Growing up and discovery music in the 1980’s, Jeff Beck was a name you heard spoken of with great reverence by guitar heroes of the day but not someone you heard flooding really any format of terrestrial radio including classic rock. He was an easy player to overlook and under appreciate. You were certainly aware he had been the second leg of the triple-crown that was the Yardbirds and for most of us, that was about it. New from Eagle Rock Entertain comes Still On The Run: The Jeff Beck Story. If you have never taken the time to dig into Truth, Wired or Jeff Beck’s Guitar Shop this might just be the perfect introduction to man that has taken the guitar into places that others dare to go.
The director takes on a journey through Jeff’s career that starts with his early teenage years and his friendship with another pioneer, Jimmy Page. Eric Clapton shares his insight and memories of going to see Jeff knowing that the band was going to use him as his replacement in the Yardbirds. From there Sir Rob Steward and the Rolling Stone’s Ronnie Wood talk about the forming of the first incarnation of the Jeff Beck Group. For any mortal you could stop that. But the audience is treated to such warm and genuine accolades from David Gimour, Joe Perry, Slash, Jennifer Batten, Beth Hart, Jan Hammer and many more. The film walks you right up to Jeff’s latest release, 2016’s Loud Hailer. You also go into Jeff’s love of cars to better understand the human.

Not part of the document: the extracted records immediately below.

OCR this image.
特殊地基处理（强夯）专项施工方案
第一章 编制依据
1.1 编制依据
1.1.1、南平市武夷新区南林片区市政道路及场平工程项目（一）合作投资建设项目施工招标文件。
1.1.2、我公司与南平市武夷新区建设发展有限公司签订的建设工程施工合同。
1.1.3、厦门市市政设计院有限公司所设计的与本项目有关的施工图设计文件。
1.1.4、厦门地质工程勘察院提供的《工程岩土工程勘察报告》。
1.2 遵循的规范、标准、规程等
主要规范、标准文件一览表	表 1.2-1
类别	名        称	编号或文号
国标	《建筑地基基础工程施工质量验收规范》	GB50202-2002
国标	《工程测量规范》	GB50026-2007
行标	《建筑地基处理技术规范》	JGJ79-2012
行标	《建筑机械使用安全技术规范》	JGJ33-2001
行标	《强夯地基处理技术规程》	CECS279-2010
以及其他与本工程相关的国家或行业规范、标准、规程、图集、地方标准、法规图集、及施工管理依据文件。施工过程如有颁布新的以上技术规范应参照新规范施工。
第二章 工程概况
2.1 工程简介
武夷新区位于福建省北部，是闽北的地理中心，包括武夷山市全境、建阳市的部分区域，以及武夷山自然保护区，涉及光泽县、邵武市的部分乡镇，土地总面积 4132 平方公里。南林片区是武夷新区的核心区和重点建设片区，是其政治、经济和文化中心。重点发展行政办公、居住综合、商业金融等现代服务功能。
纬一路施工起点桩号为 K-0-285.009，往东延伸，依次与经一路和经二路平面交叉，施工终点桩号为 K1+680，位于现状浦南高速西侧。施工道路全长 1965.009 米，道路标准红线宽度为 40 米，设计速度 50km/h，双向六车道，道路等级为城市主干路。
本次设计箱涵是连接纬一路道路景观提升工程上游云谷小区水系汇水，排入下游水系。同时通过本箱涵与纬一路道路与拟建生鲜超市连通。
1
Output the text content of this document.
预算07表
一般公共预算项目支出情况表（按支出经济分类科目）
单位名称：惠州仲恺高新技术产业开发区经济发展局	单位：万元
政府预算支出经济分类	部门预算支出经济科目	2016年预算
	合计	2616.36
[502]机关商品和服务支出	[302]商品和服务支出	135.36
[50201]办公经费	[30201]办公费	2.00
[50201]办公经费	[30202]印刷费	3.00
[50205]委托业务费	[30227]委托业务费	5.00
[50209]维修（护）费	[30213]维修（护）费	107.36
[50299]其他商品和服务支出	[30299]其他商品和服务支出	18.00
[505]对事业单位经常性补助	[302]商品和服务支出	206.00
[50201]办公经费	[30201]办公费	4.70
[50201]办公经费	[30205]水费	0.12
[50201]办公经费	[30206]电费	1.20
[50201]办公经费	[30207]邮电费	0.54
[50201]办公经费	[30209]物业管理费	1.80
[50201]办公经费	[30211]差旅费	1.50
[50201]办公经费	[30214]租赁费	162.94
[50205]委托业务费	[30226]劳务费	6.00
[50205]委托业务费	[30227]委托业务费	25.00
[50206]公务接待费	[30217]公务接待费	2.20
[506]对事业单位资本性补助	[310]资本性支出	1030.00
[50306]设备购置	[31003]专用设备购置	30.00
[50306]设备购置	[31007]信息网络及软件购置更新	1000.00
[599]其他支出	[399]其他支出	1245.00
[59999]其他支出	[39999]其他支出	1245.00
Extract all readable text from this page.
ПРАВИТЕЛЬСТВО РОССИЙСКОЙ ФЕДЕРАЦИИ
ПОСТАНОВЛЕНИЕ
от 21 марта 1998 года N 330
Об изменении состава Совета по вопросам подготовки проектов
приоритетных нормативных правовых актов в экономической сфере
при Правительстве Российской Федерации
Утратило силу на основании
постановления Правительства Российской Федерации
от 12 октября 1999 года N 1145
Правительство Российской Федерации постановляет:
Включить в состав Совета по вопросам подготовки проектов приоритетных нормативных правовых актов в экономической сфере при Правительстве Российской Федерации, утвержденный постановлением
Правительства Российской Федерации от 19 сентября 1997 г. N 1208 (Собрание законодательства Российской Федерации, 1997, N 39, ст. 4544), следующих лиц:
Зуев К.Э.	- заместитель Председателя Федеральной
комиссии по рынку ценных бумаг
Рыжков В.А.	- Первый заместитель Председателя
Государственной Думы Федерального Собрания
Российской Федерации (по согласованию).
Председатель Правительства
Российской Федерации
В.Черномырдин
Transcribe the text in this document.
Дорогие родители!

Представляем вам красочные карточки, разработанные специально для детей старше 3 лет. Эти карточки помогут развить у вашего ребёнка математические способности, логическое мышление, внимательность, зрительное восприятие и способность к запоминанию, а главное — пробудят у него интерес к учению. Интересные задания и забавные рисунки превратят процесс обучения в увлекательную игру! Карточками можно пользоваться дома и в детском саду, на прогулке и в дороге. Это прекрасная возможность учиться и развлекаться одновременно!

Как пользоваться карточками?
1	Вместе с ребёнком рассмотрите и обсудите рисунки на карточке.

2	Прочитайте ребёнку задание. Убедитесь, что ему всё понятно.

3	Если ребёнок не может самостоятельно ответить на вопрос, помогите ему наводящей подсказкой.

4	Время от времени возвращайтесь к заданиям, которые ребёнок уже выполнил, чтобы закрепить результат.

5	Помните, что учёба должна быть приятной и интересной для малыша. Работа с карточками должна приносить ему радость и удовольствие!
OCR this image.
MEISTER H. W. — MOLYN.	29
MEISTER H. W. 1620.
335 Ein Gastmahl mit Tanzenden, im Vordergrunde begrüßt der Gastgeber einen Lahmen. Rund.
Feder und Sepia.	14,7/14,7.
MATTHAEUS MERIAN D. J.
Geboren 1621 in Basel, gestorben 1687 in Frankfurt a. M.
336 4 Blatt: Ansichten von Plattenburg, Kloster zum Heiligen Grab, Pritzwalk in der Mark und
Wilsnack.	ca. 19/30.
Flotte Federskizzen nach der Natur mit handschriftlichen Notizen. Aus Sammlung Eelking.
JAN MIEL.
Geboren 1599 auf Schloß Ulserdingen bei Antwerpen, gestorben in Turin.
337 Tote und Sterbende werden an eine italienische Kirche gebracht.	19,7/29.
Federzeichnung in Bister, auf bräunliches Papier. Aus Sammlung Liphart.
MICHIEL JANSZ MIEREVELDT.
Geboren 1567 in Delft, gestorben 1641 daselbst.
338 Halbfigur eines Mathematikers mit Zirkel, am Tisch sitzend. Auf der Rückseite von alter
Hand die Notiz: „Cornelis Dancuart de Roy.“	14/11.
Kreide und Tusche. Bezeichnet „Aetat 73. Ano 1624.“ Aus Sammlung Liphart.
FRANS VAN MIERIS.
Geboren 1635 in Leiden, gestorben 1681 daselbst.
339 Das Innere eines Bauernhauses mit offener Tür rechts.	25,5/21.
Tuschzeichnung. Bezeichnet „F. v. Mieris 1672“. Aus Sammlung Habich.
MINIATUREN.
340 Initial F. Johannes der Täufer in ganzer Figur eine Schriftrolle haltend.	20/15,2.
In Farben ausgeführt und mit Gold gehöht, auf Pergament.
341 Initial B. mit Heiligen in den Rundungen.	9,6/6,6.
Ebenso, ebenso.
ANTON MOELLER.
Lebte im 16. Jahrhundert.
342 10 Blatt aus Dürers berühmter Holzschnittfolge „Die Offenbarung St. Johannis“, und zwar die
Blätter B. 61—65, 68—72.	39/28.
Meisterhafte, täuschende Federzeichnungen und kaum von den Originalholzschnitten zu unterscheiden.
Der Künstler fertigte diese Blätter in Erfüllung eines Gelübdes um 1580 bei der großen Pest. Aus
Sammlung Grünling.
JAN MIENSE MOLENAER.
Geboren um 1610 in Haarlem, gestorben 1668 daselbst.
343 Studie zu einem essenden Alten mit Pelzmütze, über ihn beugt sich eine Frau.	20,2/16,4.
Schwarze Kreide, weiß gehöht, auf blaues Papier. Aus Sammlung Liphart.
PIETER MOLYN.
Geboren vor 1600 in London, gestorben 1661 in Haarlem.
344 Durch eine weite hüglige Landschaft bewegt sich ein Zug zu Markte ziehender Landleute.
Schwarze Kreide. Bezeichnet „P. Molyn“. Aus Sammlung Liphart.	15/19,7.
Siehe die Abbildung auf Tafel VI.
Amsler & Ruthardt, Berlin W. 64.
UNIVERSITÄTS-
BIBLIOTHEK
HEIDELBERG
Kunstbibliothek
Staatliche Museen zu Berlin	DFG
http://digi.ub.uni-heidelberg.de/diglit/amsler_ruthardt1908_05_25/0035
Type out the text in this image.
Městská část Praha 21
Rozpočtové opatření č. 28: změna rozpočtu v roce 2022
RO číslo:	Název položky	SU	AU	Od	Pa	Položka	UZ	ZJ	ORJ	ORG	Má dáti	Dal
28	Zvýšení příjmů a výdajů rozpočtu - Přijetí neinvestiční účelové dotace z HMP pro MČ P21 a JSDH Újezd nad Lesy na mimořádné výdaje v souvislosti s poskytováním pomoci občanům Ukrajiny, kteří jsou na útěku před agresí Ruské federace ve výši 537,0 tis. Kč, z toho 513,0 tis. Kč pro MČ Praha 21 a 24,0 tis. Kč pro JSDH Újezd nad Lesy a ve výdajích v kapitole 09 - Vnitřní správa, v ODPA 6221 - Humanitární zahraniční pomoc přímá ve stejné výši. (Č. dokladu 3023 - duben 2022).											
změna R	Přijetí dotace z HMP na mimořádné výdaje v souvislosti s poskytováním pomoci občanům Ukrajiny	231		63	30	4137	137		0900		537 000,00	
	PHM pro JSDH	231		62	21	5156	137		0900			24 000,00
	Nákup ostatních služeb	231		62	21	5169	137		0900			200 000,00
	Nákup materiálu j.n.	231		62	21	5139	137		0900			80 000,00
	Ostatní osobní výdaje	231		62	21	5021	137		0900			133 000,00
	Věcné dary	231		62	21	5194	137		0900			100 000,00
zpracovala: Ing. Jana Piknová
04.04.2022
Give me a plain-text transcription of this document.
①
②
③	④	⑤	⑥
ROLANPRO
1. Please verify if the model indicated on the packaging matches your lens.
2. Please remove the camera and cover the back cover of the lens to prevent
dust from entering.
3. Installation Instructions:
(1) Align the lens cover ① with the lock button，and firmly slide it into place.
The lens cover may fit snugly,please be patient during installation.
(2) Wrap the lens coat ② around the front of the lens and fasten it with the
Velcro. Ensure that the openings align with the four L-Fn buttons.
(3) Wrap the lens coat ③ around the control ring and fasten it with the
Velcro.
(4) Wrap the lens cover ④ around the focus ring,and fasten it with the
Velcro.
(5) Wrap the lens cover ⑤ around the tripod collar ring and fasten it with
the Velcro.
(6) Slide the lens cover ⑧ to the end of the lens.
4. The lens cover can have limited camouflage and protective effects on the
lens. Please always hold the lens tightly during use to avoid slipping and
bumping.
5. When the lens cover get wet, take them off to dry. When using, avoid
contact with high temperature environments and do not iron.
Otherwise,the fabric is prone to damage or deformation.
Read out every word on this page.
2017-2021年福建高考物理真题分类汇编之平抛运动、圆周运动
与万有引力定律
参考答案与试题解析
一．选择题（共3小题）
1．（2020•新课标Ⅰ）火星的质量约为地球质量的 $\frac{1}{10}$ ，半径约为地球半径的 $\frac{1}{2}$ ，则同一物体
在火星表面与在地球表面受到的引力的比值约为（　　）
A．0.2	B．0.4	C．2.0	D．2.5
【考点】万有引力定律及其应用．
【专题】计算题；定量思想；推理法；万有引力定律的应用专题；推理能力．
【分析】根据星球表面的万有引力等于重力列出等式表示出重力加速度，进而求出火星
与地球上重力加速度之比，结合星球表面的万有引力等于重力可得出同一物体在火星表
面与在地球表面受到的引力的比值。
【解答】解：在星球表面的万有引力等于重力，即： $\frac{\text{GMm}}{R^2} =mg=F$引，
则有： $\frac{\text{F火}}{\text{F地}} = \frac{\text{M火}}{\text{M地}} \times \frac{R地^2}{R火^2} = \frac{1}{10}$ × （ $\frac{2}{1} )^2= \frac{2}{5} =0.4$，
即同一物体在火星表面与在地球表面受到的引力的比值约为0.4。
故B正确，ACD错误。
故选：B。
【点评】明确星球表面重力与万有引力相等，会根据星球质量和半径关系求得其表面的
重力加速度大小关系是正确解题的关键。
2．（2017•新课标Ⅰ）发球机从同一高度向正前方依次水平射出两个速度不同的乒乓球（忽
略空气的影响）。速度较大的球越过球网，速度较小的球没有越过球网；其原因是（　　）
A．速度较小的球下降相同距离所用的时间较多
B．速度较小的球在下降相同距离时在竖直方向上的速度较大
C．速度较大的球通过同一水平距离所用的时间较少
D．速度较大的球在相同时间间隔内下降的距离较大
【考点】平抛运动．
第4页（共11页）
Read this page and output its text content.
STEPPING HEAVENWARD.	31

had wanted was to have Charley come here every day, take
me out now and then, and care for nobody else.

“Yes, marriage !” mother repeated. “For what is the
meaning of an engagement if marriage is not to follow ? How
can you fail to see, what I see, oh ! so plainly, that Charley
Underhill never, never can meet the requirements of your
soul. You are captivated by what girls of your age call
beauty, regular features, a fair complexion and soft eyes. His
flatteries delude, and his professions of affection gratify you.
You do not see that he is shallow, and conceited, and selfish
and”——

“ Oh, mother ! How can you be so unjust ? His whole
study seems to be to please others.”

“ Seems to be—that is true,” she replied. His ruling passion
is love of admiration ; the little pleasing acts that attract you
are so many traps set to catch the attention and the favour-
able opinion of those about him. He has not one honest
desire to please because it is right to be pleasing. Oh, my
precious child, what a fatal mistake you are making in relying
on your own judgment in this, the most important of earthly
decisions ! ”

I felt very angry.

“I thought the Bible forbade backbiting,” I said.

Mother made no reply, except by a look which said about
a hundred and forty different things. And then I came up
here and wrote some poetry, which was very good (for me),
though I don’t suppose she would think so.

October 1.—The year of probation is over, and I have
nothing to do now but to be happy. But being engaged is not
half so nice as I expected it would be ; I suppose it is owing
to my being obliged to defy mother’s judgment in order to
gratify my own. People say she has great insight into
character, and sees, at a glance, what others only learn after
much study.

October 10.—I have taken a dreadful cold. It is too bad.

As a fan of music this film very nicly explains the evolution and the inspiration for all the incarnations of Jeff Beck. There is no single album or hit single that allows you to say “this is the definitive Jeff Beck”. The Jan Hammer collaboration sounds little like the bluesy strains of the Truth album. But through the words of his contemporaries you are given a real understand about the commonalities that really do get to the heart of what Jeff does like no other. The phrasing, the tremelo, the vocal-like approach, that’s what makes Jeff frankly Jeff.
Included is a 21 minute performance from the 2007 Montreux Jazz Festival. If you are even mildly curious or a life-long Beck-a-holic this is wonder 90 minute film that makes you feel like you walk away knowing more deeply the musician. It isn’t just a 90 minute film with empty praises of an artist that had their moment of glory.